Afroman_0015Foreman went to high school in Palmdale, California after his parents worried he was getting into too much trouble living in LA. After that, he broke into his quest to become a rapper.

“My mom and dad broke up, and my dad went to Mississippi,” he recalls. “So I went with him and I had some friends and relatives down there. I’m from LA, but LA has enough stars. I got appreciated more in Mississippi at that point in time. Now they have their own swag; the gold teeth, dreadlocks and they don’t like Cali boys no more [laughs]. Before they made it their own thing, they loved me and they still do. LA has a lot of performers, but when I went down to Mississippi I found listeners and customers rather than competition.”

That left the doors wide open for Foreman and soon he found himself with a Grammy nomination, fancy clothes and more money than he ever dreamed of. It all happened so quickly that he barely had a chance to figure out what had just happened. The fame surrounding the “Because I Got High” single left him pigeonholed as that “weed” rapper; as if it was the only song he could ever do. More than once, he’s contemplated writing and releasing songs under an alias—but not quite yet.

“Right now, I’m going to do my Afroman thing thoroughly,” he says. “I am going to make sure the public is comfortably done with me or I make sure I give them their dose of Afroman whenever they want it. I write more music than the world can handle [laughs]. I’m fixing to start writing as another artist. I don’t want to compete with the real big hits. I really didn’t want to do another “Because I Got High,” but I wanted to help the movement. At the same time, I thought it was only fair to highlight the positives of marijuana, too. I hate when people talk about all the bad things a black guy does [laughs].”

If you compare the two videos, there is obviously a blatant difference in the lyrics, but they both retain his sense of humor. The Afroman today and the Afroman in 2000 are sometimes at odds.

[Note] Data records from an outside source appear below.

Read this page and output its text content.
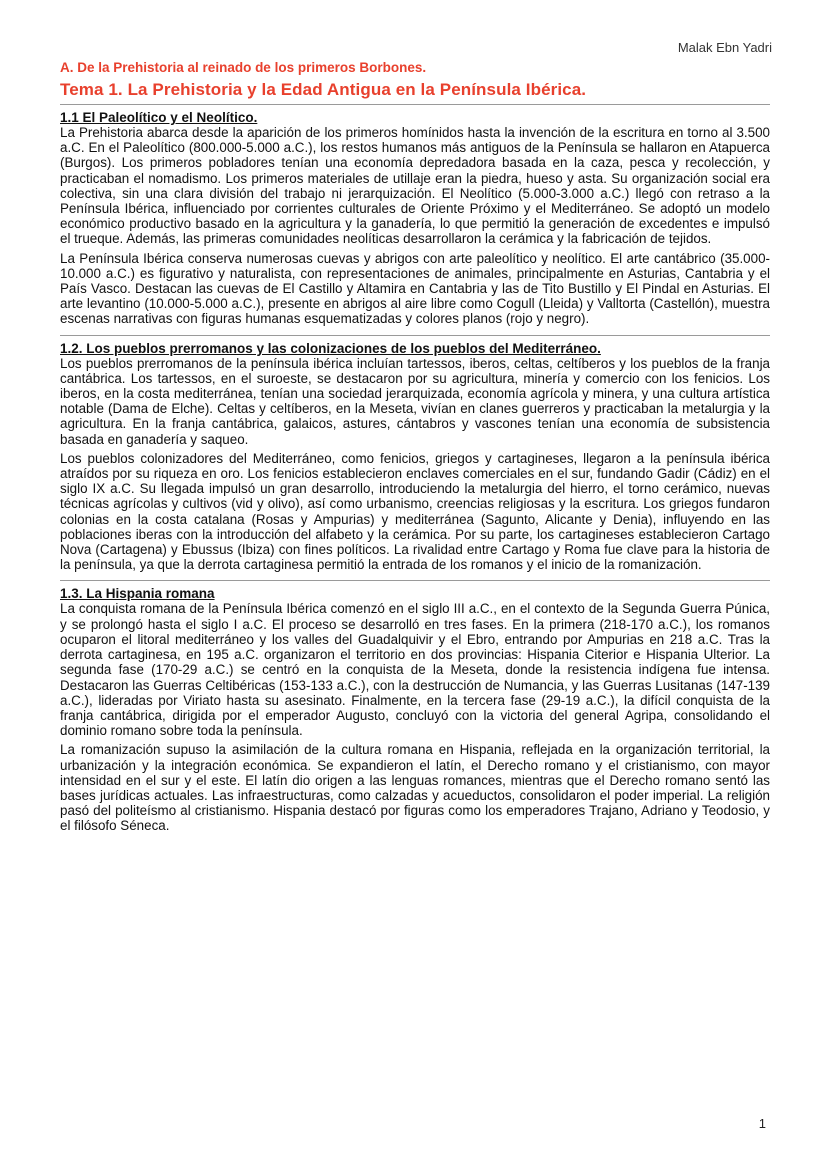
Malak Ebn Yadri

A. De la Prehistoria al reinado de los primeros Borbones.

Tema 1. La Prehistoria y la Edad Antigua en la Península Ibérica.

1.1 El Paleolítico y el Neolítico.

La Prehistoria abarca desde la aparición de los primeros homínidos hasta la invención de la escritura en torno al 3.500 a.C. En el Paleolítico (800.000-5.000 a.C.), los restos humanos más antiguos de la Península se hallaron en Atapuerca (Burgos). Los primeros pobladores tenían una economía depredadora basada en la caza, pesca y recolección, y practicaban el nomadismo. Los primeros materiales de utillaje eran la piedra, hueso y asta. Su organización social era colectiva, sin una clara división del trabajo ni jerarquización. El Neolítico (5.000-3.000 a.C.) llegó con retraso a la Península Ibérica, influenciado por corrientes culturales de Oriente Próximo y el Mediterráneo. Se adoptó un modelo económico productivo basado en la agricultura y la ganadería, lo que permitió la generación de excedentes e impulsó el trueque. Además, las primeras comunidades neolíticas desarrollaron la cerámica y la fabricación de tejidos.

La Península Ibérica conserva numerosas cuevas y abrigos con arte paleolítico y neolítico. El arte cantábrico (35.000-10.000 a.C.) es figurativo y naturalista, con representaciones de animales, principalmente en Asturias, Cantabria y el País Vasco. Destacan las cuevas de El Castillo y Altamira en Cantabria y las de Tito Bustillo y El Pindal en Asturias. El arte levantino (10.000-5.000 a.C.), presente en abrigos al aire libre como Cogull (Lleida) y Valltorta (Castellón), muestra escenas narrativas con figuras humanas esquematizadas y colores planos (rojo y negro).

1.2. Los pueblos prerromanos y las colonizaciones de los pueblos del Mediterráneo.

Los pueblos prerromanos de la península ibérica incluían tartessos, iberos, celtas, celtíberos y los pueblos de la franja cantábrica. Los tartessos, en el suroeste, se destacaron por su agricultura, minería y comercio con los fenicios. Los iberos, en la costa mediterránea, tenían una sociedad jerarquizada, economía agrícola y minera, y una cultura artística notable (Dama de Elche). Celtas y celtíberos, en la Meseta, vivían en clanes guerreros y practicaban la metalurgia y la agricultura. En la franja cantábrica, galaicos, astures, cántabros y vascones tenían una economía de subsistencia basada en ganadería y saqueo.

Los pueblos colonizadores del Mediterráneo, como fenicios, griegos y cartagineses, llegaron a la península ibérica atraídos por su riqueza en oro. Los fenicios establecieron enclaves comerciales en el sur, fundando Gadir (Cádiz) en el siglo IX a.C. Su llegada impulsó un gran desarrollo, introduciendo la metalurgia del hierro, el torno cerámico, nuevas técnicas agrícolas y cultivos (vid y olivo), así como urbanismo, creencias religiosas y la escritura. Los griegos fundaron colonias en la costa catalana (Rosas y Ampurias) y mediterránea (Sagunto, Alicante y Denia), influyendo en las poblaciones iberas con la introducción del alfabeto y la cerámica. Por su parte, los cartagineses establecieron Cartago Nova (Cartagena) y Ebussus (Ibiza) con fines políticos. La rivalidad entre Cartago y Roma fue clave para la historia de la península, ya que la derrota cartaginesa permitió la entrada de los romanos y el inicio de la romanización.

1.3. La Hispania romana

La conquista romana de la Península Ibérica comenzó en el siglo III a.C., en el contexto de la Segunda Guerra Púnica, y se prolongó hasta el siglo I a.C. El proceso se desarrolló en tres fases. En la primera (218-170 a.C.), los romanos ocuparon el litoral mediterráneo y los valles del Guadalquivir y el Ebro, entrando por Ampurias en 218 a.C. Tras la derrota cartaginesa, en 195 a.C. organizaron el territorio en dos provincias: Hispania Citerior e Hispania Ulterior. La segunda fase (170-29 a.C.) se centró en la conquista de la Meseta, donde la resistencia indígena fue intensa. Destacaron las Guerras Celtibéricas (153-133 a.C.), con la destrucción de Numancia, y las Guerras Lusitanas (147-139 a.C.), lideradas por Viriato hasta su asesinato. Finalmente, en la tercera fase (29-19 a.C.), la difícil conquista de la franja cantábrica, dirigida por el emperador Augusto, concluyó con la victoria del general Agripa, consolidando el dominio romano sobre toda la península.

La romanización supuso la asimilación de la cultura romana en Hispania, reflejada en la organización territorial, la urbanización y la integración económica. Se expandieron el latín, el Derecho romano y el cristianismo, con mayor intensidad en el sur y el este. El latín dio origen a las lenguas romances, mientras que el Derecho romano sentó las bases jurídicas actuales. Las infraestructuras, como calzadas y acueductos, consolidaron el poder imperial. La religión pasó del politeísmo al cristianismo. Hispania destacó por figuras como los emperadores Trajano, Adriano y Teodosio, y el filósofo Séneca.

1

“I was going crazy back then,” he says. “I don’t know if you know, but I was young. I was trying to survive and make it in the music industry. It was wild. All I could do was drink and smoke to try to cope. The Afroman now is under control. I’m focused and I know what I want. I got my record deal so fast that I look horrible in that first video. I look good in my second video. I look great. I went shopping. I got custom made jewelry. I got a nice outfit. I looked better than any rapper in that video. As far as the grown man look, I got it down. Weed is a cure for anorexia [laughs]. Look how skinny I used to be before marijuana. You could play my ribs like a xylophone. Now look how healthy and voluptuous I am [laughs].”

Many parents might have issues with both versions of the song, which he expects. In the state of Colorado, however, he’s more likely to be heralded a hero. Whatever way you swing, he is in no way trying to negatively impact children.

“I saw a list of all these rappers that said they would smoke with their kids,” he says. “I wouldn’t sit around smoking with my kid or nothing like that, but right before my son got really pissed and was about to walk into that Wal-Mart to shoot it up, I would hand him a blunt before he threw his life away. It’s a sad situation. I see young kids smoking and I feel bad, but I have to stop and realize that this little kid is living in the same world as I am, and he’s stressed. He’s worried about nuclear war, too. I still don’t think that kids should smoke or any of that.

“For kids, it’s so crazy,” he adds. “I don’t want people acting like they’re angry just to get free government weed or something [laughs]. I’m going to kill everybody. You better give it to me now! I think marijuana is for people with medical problems. But people abuse it. Go jogging or go play basketball instead. Go live.”